The IPCC Says We Have Time to Save our Planet and Humankind: We Must Do the Damn Thing

Eric Corey Freed

I will admit, I struggled immediately with where to turn when the Intergovernmental Panel on Climate Change (IPCC) released its latest findings on the state of our climate earlier this week.

The headlines that followed were equally staggering and expected. It’s real. It’s us. It’s bad. The science is indisputable. The planet is going to keep getting hotter.

In truth, we’ve known all this for decades. The numbers change, the projections amplify in severity, but the truth has always been there: human emissions cause climate change. If the planet is to remain habitable for the next generation and into the future, we must live and act differently.

So, in the wake of the report, I did what I usually do. I authored a long post on CannonDesign’s intranet for the team. I shared resources we can turn to, and actions we can take to family, friends, neighbors, pets – truly, any person or creature who would listen. But, I also know, I’ve done this before, too.

Then I found inspiration in a single tweet from energy policy expert David Pomerantz who said quite eloquently, “Imagine getting to be alive during the vanishingly thin slice of history where we understand the full gravity of the climate crisis and still have time to do something about it.”

Imagine that! Because, well, that’s the moment we now squarely live in. David then added that he felt grateful, fired up and ready to do the damn thing. How can you not love that attitude, in the face of an existential threat to mankind…gratitude?! Excitement! 
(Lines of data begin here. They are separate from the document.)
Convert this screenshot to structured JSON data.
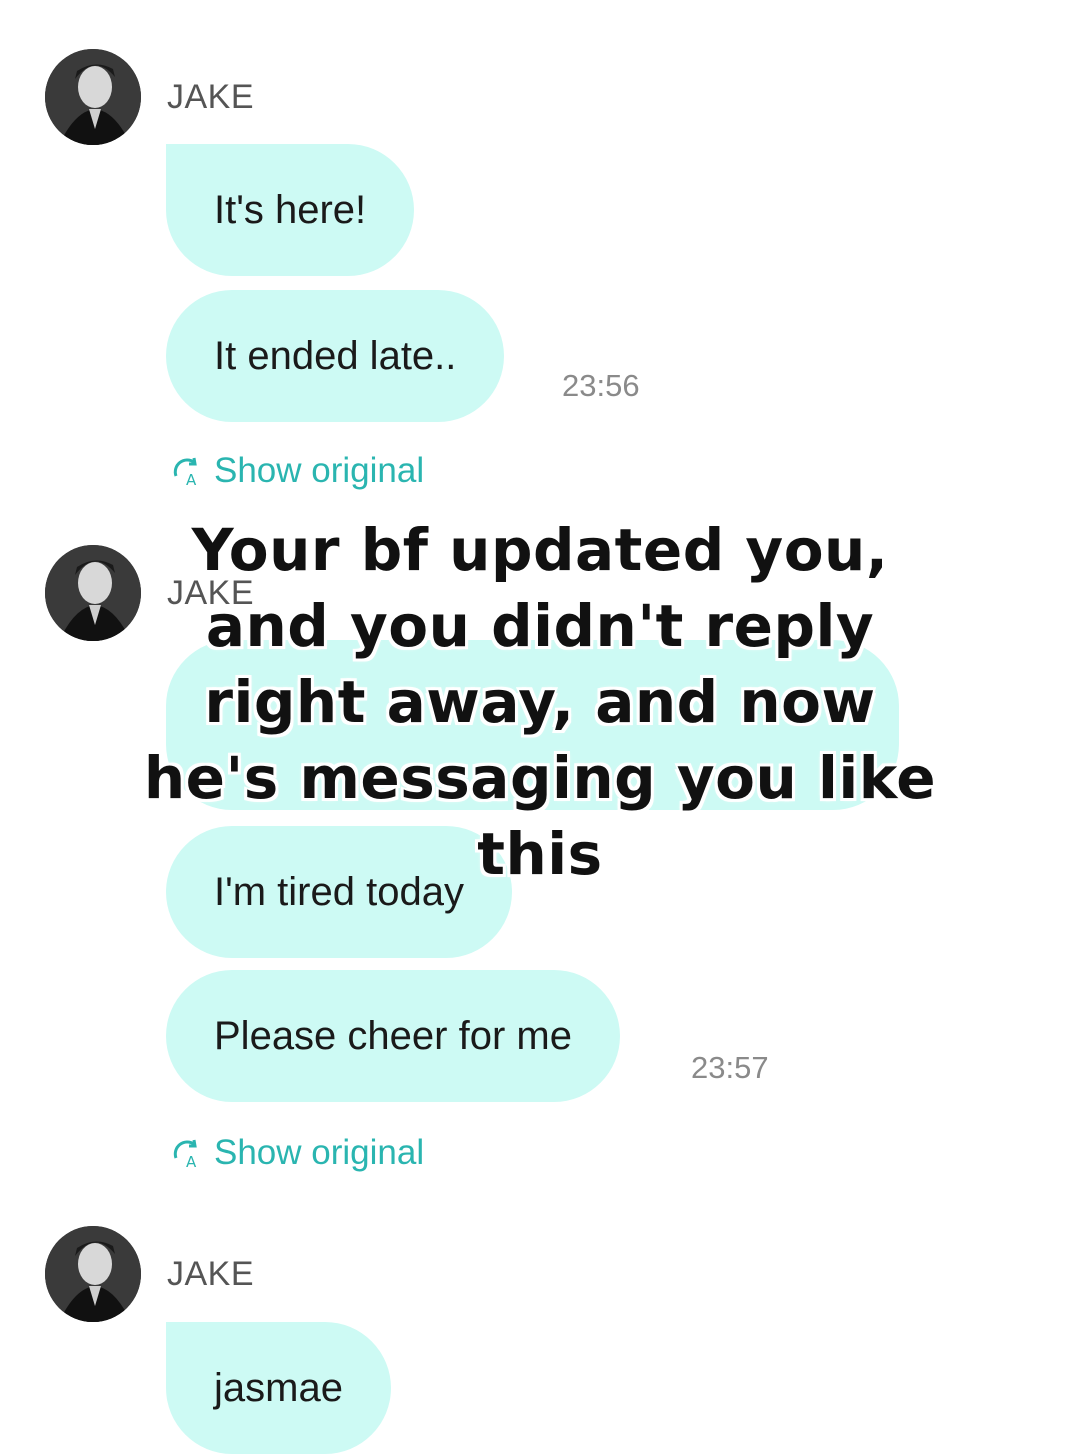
{
  "colors": {
    "bubble": "#cdfaf4",
    "accent": "#2ab5b0"
  },
  "groups": [
    {
      "sender": "JAKE",
      "messages": [
        "It's here!",
        "It ended late.."
      ],
      "time": "23:56",
      "show_original": "Show original"
    },
    {
      "sender": "JAKE",
      "messages": [
        "I'm tired today",
        "Please cheer for me"
      ],
      "time": "23:57",
      "show_original": "Show original"
    },
    {
      "sender": "JAKE",
      "messages": [
        "jasmae"
      ]
    }
  ],
  "overlay_caption": "Your bf updated you, and you didn't reply right away, and now he's messaging you like this",
  "icons": {
    "avatar": "avatar-photo",
    "translate": "translate-icon"
  }
}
And we must, because if we don’t do the damn thing in the face of this climate crisis we face a literal dead end. As designers that means we need to approach so many more, wait, essentially every decision we make through the lens of sustainability. The AIA 2030 Commitment really shouldn’t be a goal but rather a necessity. A stepping stone to bolder, bigger, even more impactful positive climate contributions.

We have all the tools we need. We can design net zero solutions today (see Ohlone image below). Heck, we can design net positive solutions today. We can create better buildings and spaces that slash carbon emissions and benefit the experience for the inhabitants. We need to unleash these tools to their fullest capability. Any less moving forward is to not heed the challenge in front of us.
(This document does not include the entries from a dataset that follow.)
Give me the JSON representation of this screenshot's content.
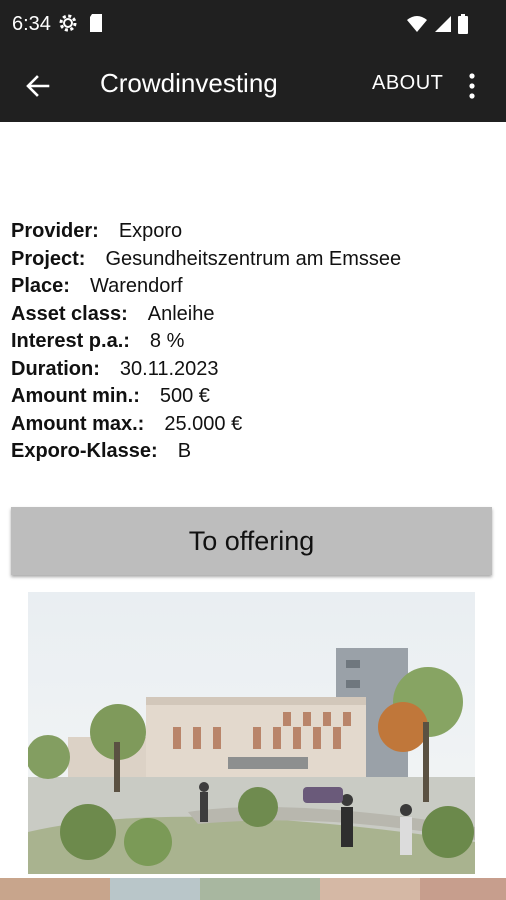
{
  "status_bar": {
    "time": "6:34"
  },
  "app_bar": {
    "title": "Crowdinvesting",
    "about_label": "ABOUT"
  },
  "details": [
    {
      "label": "Provider:",
      "value": "Exporo"
    },
    {
      "label": "Project:",
      "value": "Gesundheitszentrum am Emssee"
    },
    {
      "label": "Place:",
      "value": "Warendorf"
    },
    {
      "label": "Asset class:",
      "value": "Anleihe"
    },
    {
      "label": "Interest p.a.:",
      "value": "8 %"
    },
    {
      "label": "Duration:",
      "value": "30.11.2023"
    },
    {
      "label": "Amount min.:",
      "value": "500 €"
    },
    {
      "label": "Amount max.:",
      "value": "25.000 €"
    },
    {
      "label": "Exporo-Klasse:",
      "value": "B"
    }
  ],
  "cta": {
    "label": "To offering"
  },
  "icons": {
    "status": [
      "settings-gear-icon",
      "sd-card-icon",
      "wifi-icon",
      "cell-signal-icon",
      "battery-icon"
    ],
    "app_bar": [
      "back-arrow-icon",
      "more-vert-icon"
    ]
  },
  "colors": {
    "app_bar_bg": "#202020",
    "button_bg": "#bdbdbd"
  }
}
Beyond design, we are also going to have to change how we live, work, travel, eat, and more if we’re truly going to curb climate change and leave a reasonable future for our children, their children, and their children’s children’s children.

Look, it’s easy to feel depressed and doomish when you read about the climate change we’ve already affected. It’s so large that we call it an “out of context” problem. We are already locked into a certain level of climate hardship and tragedy. There are still so many people who don’t get it, who are misinformed, who are unwilling to change for the betterment of society. There are hard times ahead.
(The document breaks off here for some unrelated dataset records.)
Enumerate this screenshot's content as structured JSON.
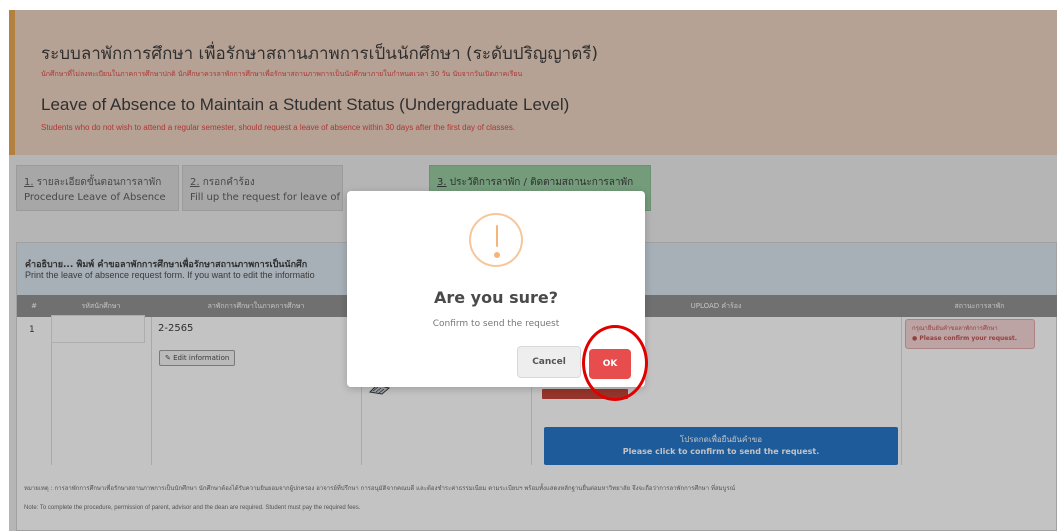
{
  "header": {
    "th_title": "ระบบลาพักการศึกษา เพื่อรักษาสถานภาพการเป็นนักศึกษา (ระดับปริญญาตรี)",
    "th_subtitle": "นักศึกษาที่ไม่ลงทะเบียนในภาคการศึกษาปกติ นักศึกษาควรลาพักการศึกษาเพื่อรักษาสถานภาพการเป็นนักศึกษาภายในกำหนดเวลา 30 วัน นับจากวันเปิดภาคเรียน",
    "en_title": "Leave of Absence to Maintain a Student Status (Undergraduate Level)",
    "en_subtitle": "Students who do not wish to attend a regular semester, should request a leave of absence within 30 days after the first day of classes."
  },
  "tabs": [
    {
      "num": "1.",
      "th_label": "รายละเอียดขั้นตอนการลาพัก",
      "en_label": "Procedure Leave of Absence"
    },
    {
      "num": "2.",
      "th_label": "กรอกคำร้อง",
      "en_label": "Fill up the request for leave of"
    },
    {
      "num": "3.",
      "th_label": "ประวัติการลาพัก / ติดตามสถานะการลาพัก",
      "en_label": ""
    }
  ],
  "panel": {
    "th_heading": "คำอธิบาย... พิมพ์ คำขอลาพักการศึกษาเพื่อรักษาสถานภาพการเป็นนักศึก",
    "en_heading": "Print the leave of absence request form. If you want to edit the informatio",
    "columns": [
      "#",
      "รหัสนักศึกษา",
      "ลาพักการศึกษาในภาคการศึกษา",
      "",
      "UPLOAD คำร้อง",
      "สถานะการลาพัก"
    ],
    "row": {
      "num": "1",
      "semester": "2-2565",
      "edit_label": "Edit information",
      "confirm_th": "โปรดกดเพื่อยืนยันคำขอ",
      "confirm_en": "Please click to confirm to send the request.",
      "status_th": "กรุณายืนยันคำขอลาพักการศึกษา",
      "status_en": "Please confirm your request."
    },
    "note_th": "หมายเหตุ : การลาพักการศึกษาเพื่อรักษาสถานภาพการเป็นนักศึกษา นักศึกษาต้องได้รับความยินยอมจากผู้ปกครอง อาจารย์ที่ปรึกษา การอนุมัติจากคณบดี และต้องชำระค่าธรรมเนียม ตามระเบียบฯ พร้อมทั้งแสดงหลักฐานยื่นต่อมหาวิทยาลัย จึงจะถือว่าการลาพักการศึกษา ที่สมบูรณ์",
    "note_en": "Note: To complete the procedure, permission of parent, advisor and the dean are required. Student must pay the required fees."
  },
  "modal": {
    "title": "Are you sure?",
    "text": "Confirm to send the request",
    "cancel_label": "Cancel",
    "ok_label": "OK"
  },
  "colors": {
    "accent_orange": "#e8a44a",
    "ok_red": "#e84d4d",
    "confirm_blue": "#1a6fc8",
    "active_tab_green": "#92c99b",
    "highlight_red": "#e00000"
  },
  "icons": [
    "exclamation-warning-icon",
    "edit-pencil-icon",
    "info-circle-icon",
    "document-icon"
  ]
}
But, to be depressed is to miss the most critical message of the IPCC’s report. There is still time. As the New York Times said, “While a Hotter Future is Certain…How Hot is Up to Us.” There is still time. Time to act. Time to change. Time to save humanity. Time for gratitude.

While it was a tweet from a person I’ve never met that inspired me earlier this week, I’ll leave you with a quote I know well. “Societies grow great when people plant trees in whose shade they know they’ll never sit.”

That’s what we must do. Most of us living today won’t personally know if the planet warms by 2 or 4 or 6 degrees C by 2100, but we must do all we can now to ensure it’s as little as possible. We’re going to need to plant trees. We’re going to need to design to net zero and better. We’re going to need to shout about it from the rooftops – maybe even the streets. And we must…

Because we still have a sliver of time. Time to save ourselves. Time…to do the damn thing.